Saudi Arabia had pushed last week for a steep cut in production by OPEC countries and by those oil producers in league with OPEC, particularly Russia. The idea was to prop up prices in the wake of a global decline in demand because of the epidemic of covid-19, the disease caused by the novel coronavirus. But Russia balked, not wanting to give up market share, and over the weekend, the Saudis turned 180 degrees.
They are now moving to flood the market with hundreds of thousands of barrels of additional oil per day and offering steep discounts to refineries around the world.
Analysts fear the move is the beginning of a price war between the Saudis and Russia - which will squeeze American shale oil producers as prices are heading sharply downward.
West Texas Intermediate crude, one of the industry's price benchmarks, fell 10% Friday before the Saudi announcement, closing at $41.28 a barrel. By Sunday evening, it had fallen an additional 25%. The last time West Texas Intermediate fell below $40 was in August 2016.
"$20 oil in 2020 is coming," Ali Khedery, a former U.S. official in Iraq and onetime Middle East expert with Exxon, wrote on Twitter. "Huge geopolitical implications. Timely stimulus for net consumers. Catastrophic for failed/failing petro-kleptocracies Iraq, Iran, etc. - may prove existential 1-2 punch when paired with COVID19."
In the face of Russian intransigence, the Saudis were unwilling to make unilateral cuts in production. But the problem they face as they enter into a price war is that Russia is better positioned to sustain a stretch of cheap oil.
The Russians believe cutting production would open the door to more American competition, by raising prices and reducing supply, said Mikhail Leontiev, a spokesman for the Russian oil giant Rosneft.
"From the point of view of Russian interests, this deal [to cut production] is simply meaningless," Leontiev told the Ria Novosti news agency Sunday. "We, yielding our own markets, remove cheap Arab and Russian oil from them in order to clear a place for expensive American shale. And to ensure the efficiency of its production. Our volumes are simply replaced by the volumes of our competitors. This is masochism."

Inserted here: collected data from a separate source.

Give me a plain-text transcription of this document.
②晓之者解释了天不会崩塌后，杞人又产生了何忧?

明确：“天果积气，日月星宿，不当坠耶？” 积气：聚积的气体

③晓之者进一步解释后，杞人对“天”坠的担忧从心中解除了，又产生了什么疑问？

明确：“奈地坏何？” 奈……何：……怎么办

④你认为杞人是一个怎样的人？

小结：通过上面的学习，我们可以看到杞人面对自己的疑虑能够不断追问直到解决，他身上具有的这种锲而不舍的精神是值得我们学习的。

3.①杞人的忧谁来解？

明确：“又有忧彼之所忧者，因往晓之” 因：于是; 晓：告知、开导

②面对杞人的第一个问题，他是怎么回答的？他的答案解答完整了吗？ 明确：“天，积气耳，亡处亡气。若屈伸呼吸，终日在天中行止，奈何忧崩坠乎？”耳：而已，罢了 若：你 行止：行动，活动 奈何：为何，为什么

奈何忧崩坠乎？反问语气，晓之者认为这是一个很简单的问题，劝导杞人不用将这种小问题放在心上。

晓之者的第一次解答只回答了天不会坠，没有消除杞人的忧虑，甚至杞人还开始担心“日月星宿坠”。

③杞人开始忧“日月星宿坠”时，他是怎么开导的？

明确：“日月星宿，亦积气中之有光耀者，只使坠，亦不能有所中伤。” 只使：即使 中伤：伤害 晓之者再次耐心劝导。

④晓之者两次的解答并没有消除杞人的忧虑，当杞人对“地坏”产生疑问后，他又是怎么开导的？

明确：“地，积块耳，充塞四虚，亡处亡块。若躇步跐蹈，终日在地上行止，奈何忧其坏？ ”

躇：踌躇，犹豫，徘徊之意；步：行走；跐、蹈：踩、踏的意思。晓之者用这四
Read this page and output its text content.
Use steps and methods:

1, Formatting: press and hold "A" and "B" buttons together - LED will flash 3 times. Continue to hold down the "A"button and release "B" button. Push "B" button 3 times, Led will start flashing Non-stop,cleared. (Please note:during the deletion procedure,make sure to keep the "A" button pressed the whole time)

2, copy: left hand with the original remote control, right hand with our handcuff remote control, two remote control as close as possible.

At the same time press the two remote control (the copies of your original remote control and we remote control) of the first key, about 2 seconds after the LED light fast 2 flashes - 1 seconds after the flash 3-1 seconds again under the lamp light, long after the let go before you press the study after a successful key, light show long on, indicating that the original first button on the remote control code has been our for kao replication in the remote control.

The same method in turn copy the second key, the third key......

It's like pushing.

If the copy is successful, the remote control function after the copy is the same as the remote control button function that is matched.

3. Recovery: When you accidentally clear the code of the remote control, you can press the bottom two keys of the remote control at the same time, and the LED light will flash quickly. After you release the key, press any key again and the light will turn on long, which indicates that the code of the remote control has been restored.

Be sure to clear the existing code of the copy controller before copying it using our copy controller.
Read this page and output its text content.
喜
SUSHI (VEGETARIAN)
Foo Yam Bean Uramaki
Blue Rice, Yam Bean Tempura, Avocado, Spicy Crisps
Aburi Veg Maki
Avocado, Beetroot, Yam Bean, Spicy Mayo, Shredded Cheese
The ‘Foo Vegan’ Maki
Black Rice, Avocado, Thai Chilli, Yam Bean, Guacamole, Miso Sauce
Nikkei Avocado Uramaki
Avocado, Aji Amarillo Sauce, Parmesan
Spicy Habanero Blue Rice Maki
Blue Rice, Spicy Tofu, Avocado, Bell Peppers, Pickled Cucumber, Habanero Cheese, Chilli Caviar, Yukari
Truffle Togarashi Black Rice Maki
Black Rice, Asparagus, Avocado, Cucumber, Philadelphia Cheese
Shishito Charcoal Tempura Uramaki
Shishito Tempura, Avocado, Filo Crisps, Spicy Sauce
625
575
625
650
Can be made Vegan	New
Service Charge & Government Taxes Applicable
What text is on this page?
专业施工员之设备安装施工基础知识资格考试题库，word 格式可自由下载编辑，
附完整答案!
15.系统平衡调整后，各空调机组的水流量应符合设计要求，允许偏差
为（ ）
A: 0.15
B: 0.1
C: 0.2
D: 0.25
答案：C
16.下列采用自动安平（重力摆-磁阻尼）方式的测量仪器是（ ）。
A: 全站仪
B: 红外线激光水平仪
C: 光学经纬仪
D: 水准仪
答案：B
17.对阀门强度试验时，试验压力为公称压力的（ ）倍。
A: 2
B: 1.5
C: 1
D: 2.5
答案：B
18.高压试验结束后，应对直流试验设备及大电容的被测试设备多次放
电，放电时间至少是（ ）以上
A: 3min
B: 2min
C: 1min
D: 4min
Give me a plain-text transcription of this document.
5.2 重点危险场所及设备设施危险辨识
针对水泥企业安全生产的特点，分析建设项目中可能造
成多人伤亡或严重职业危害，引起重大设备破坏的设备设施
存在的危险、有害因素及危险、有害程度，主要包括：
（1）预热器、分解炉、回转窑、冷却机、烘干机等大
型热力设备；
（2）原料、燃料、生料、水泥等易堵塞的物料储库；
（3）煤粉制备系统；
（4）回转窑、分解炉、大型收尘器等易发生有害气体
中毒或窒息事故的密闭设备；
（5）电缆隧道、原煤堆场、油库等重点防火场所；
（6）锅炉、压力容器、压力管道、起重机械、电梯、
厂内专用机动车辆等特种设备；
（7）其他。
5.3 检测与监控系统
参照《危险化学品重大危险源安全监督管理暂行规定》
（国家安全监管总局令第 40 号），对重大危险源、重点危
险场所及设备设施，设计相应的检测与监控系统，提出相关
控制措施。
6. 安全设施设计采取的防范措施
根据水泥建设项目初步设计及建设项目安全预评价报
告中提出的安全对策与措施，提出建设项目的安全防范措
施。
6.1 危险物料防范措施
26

The Saudi oil company Aramco is offering discounts of between $6 and $8 for delivery in April, it announced late Saturday. Its shares fell below their original IPO price on Sunday for the first time on the Saudi exchange.
A production-cut agreement could still happen. An advisory-level OPEC meeting is scheduled for later this month, and the Russians have said they are open to further talks.